JNS.org – A Jewish writer for the Observer, a news outlet owned by Donald Trump’s Jewish son-in-law Jared Kushner, wrote an open letter to Kushner challenging him over his “tacit approval” of the Trump campaign’s culture of antisemitism.

The letter by Dana Schwartz — titled: “An Open Letter to Jared Kushner, From One of Your Jewish Employees” — addressed a tweet from the Trump campaign on Saturday showing an image of Trump’s presumed Democratic opponent, Hillary Clinton, against a background of bills behind her and the words “most corrupt candidate ever” interposed inside a red six-pointed star that many critics claim represents the Jewish Star of David and the classic antisemitic association between Jews and money. Trump, however, has insisted the star represents a sheriff’s badge. The tweet was deleted a few hours after it was posted, and the same image was reposted with a red circle instead of a star.

Schwartz noted in the letter that after she criticized the original tweet, she received a barrage of antisemitic abuse on social media, several examples of which she included as screenshots with her letter.

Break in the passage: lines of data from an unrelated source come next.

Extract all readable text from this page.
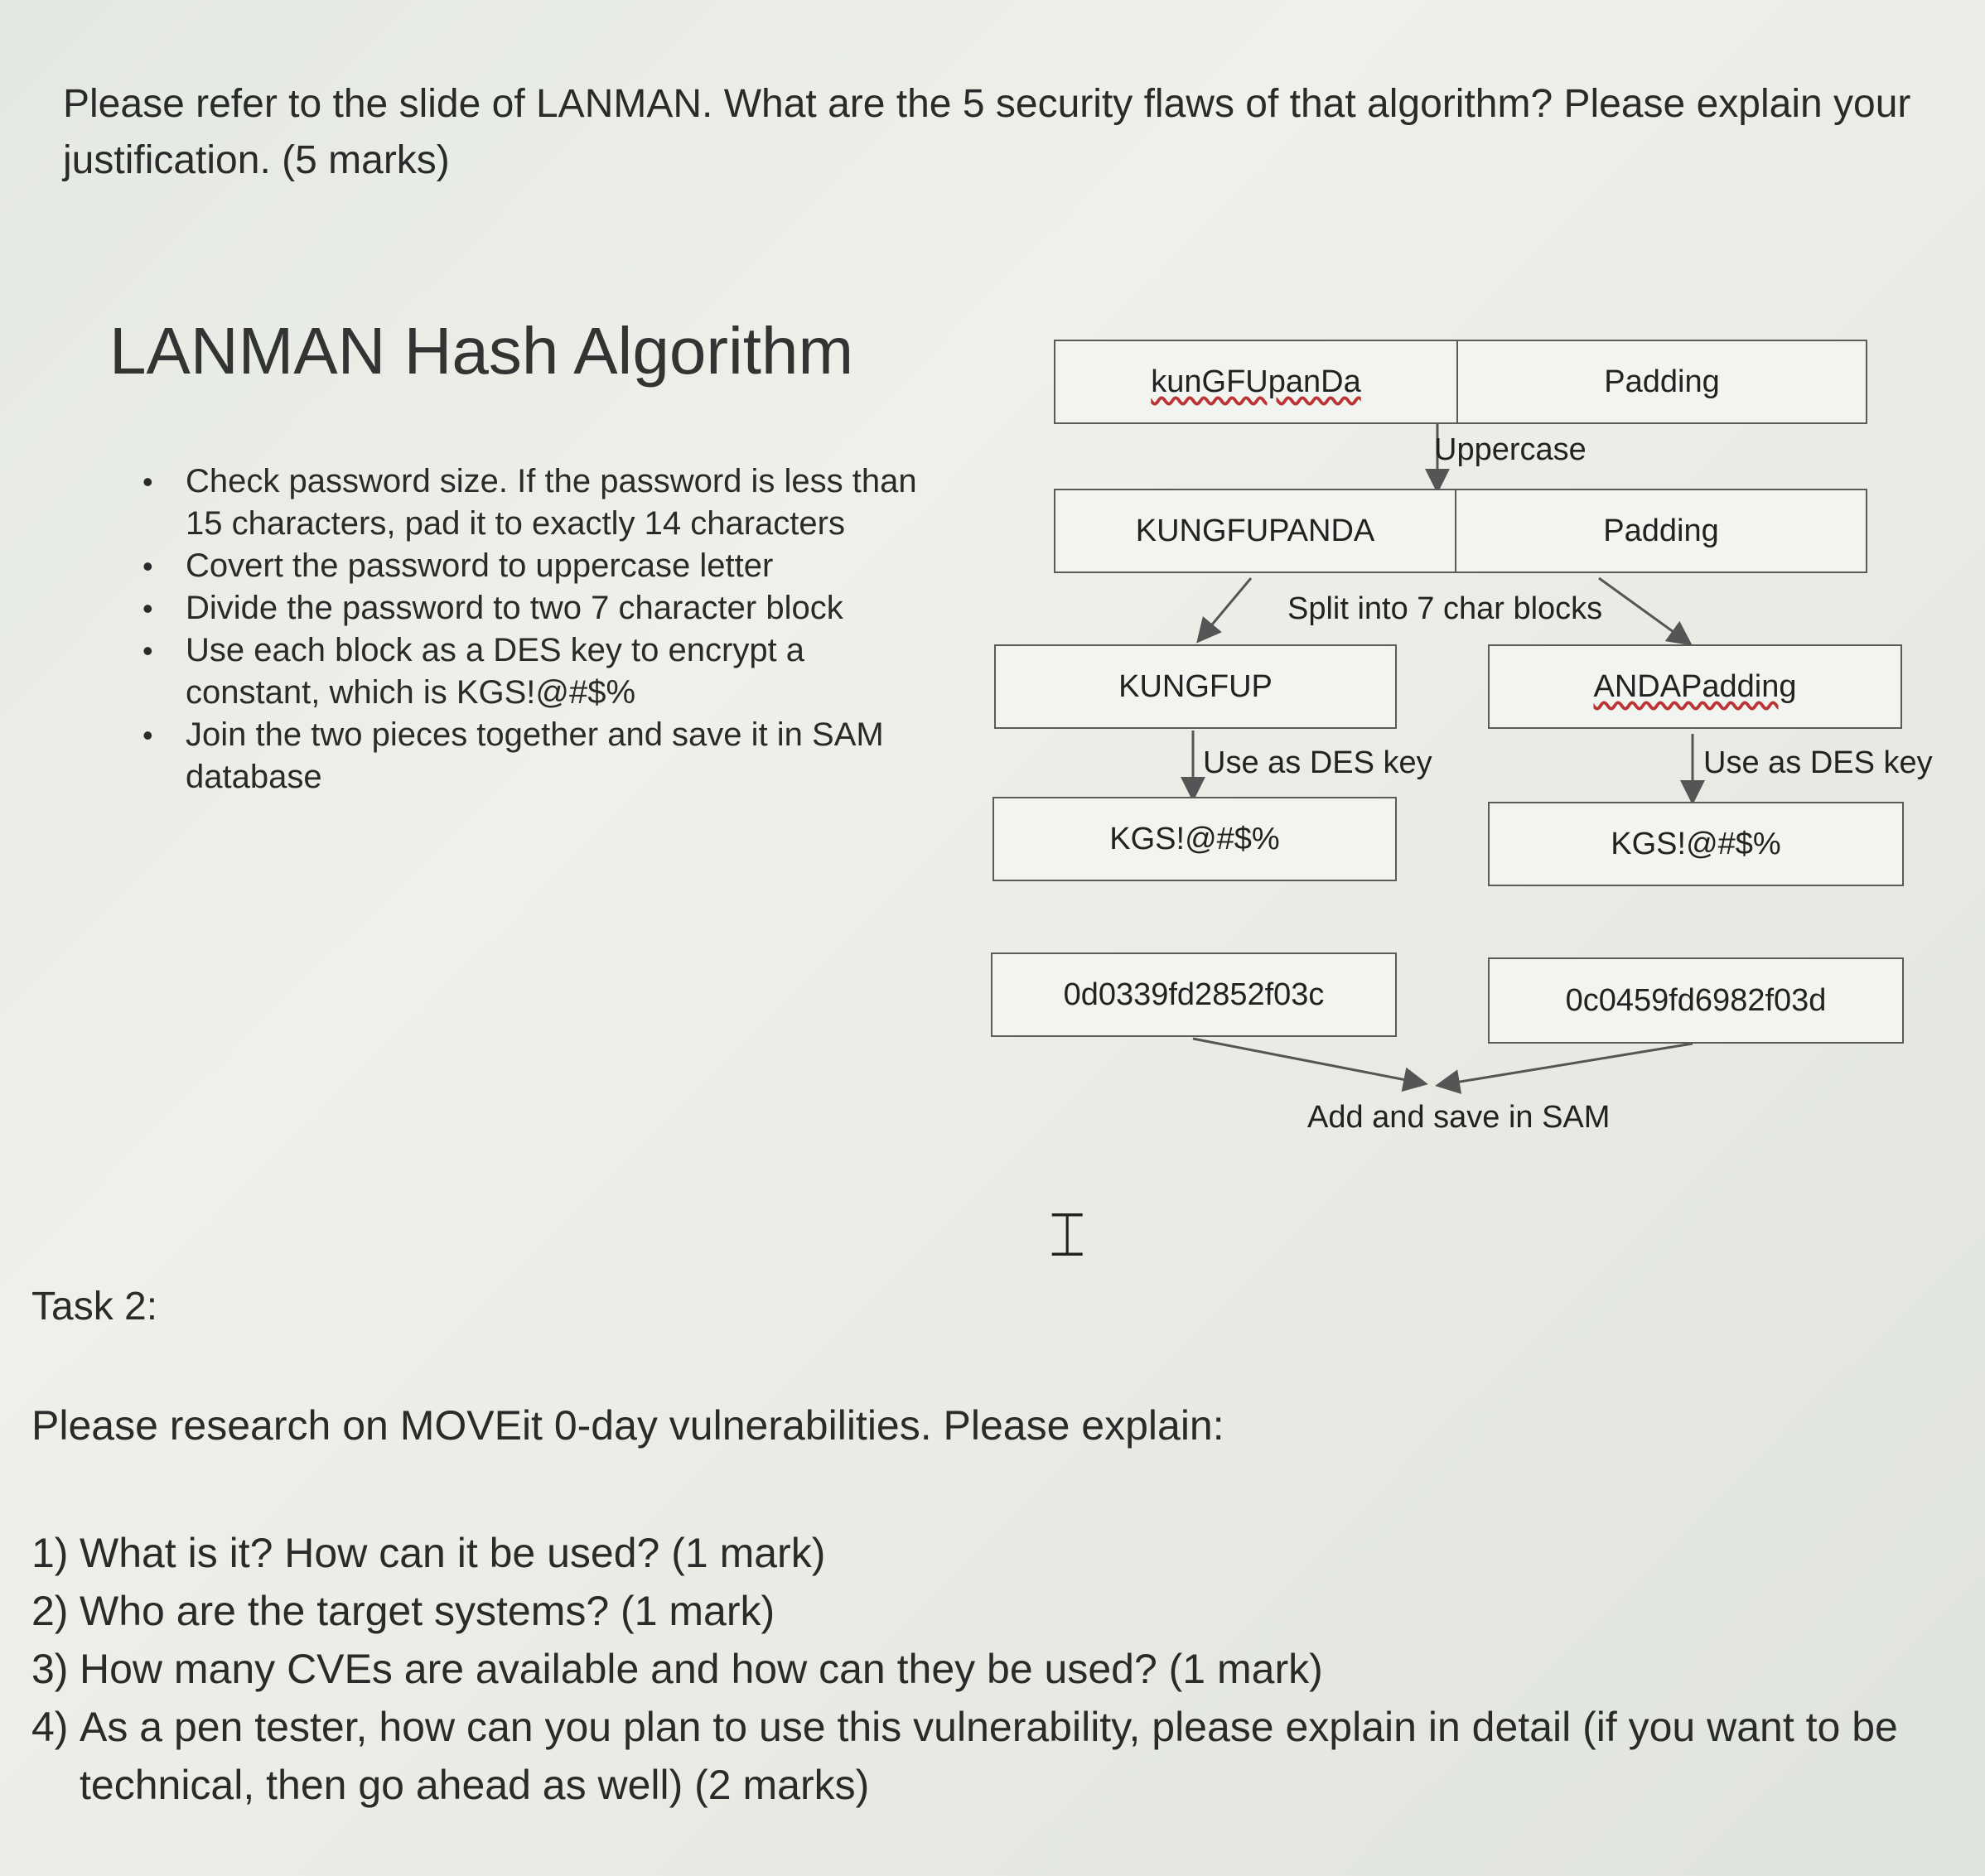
Please refer to the slide of LANMAN. What are the 5 security flaws of that algorithm? Please explain your justification. (5 marks)
LANMAN Hash Algorithm
• Check password size. If the password is less than 15 characters, pad it to exactly 14 characters
• Covert the password to uppercase letter
• Divide the password to two 7 character block
• Use each block as a DES key to encrypt a constant, which is KGS!@#$%
• Join the two pieces together and save it in SAM database
kunGFUpanDa	Padding
Uppercase
KUNGFUPANDA	Padding
Split into 7 char blocks
KUNGFUP	ANDAPadding
Use as DES key	Use as DES key
KGS!@#$%	KGS!@#$%
0d0339fd2852f03c	0c0459fd6982f03d
Add and save in SAM
⌶
Task 2:
Please research on MOVEit 0-day vulnerabilities. Please explain:
1) What is it? How can it be used? (1 mark)
2) Who are the target systems? (1 mark)
3) How many CVEs are available and how can they be used? (1 mark)
4) As a pen tester, how can you plan to use this vulnerability, please explain in detail (if you want to be technical, then go ahead as well) (2 marks)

Trump and his campaign, wrote Schwartz, “deny that the image — which had been found, previous to Trump’s tweet, on a white supremacist internet forum — has any Jewish implications at all. Instead of acknowledging the obvious, he and his campaign used it as an opportunity to undermine the free media in the style of the most dangerous regimes in history, and mock those like me, who had been getting strangers on the Internet telling her to put her head in the oven for the past day and a half.”

“I’m asking you,” she questioned Kushner, “not as a ‘gotcha’ journalist or as a liberal but as a human being: how do you allow this? Because, Mr. Kushner, you are allowing this.”

“When you stand silent and smiling in the background, his Jewish son-in-law, you’re giving his most hateful supporters tacit approval. Because maybe Donald Trump isn’t antisemitic. To be perfectly honest, I don’t think he is. But I know many of his supporters are, and they believe for whatever reason that Trump is the candidate for them,” she wrote.

Kushner, whose wife Ivanka Trump converted to Orthodox Judaism before her marriage to the media mogul, responded to Schwartz’s letter in a statement, saying his father-in-law “is an incredibly loving and tolerant person who has embraced my family and our Judaism since I began dating my wife.”

“I know that Donald does not at all subscribe to any racist or antisemitic thinking. I have personally seen him embrace people of all racial and religious backgrounds. The suggestion that he may be intolerant is not reflective of the Donald Trump I know,” Kushner said.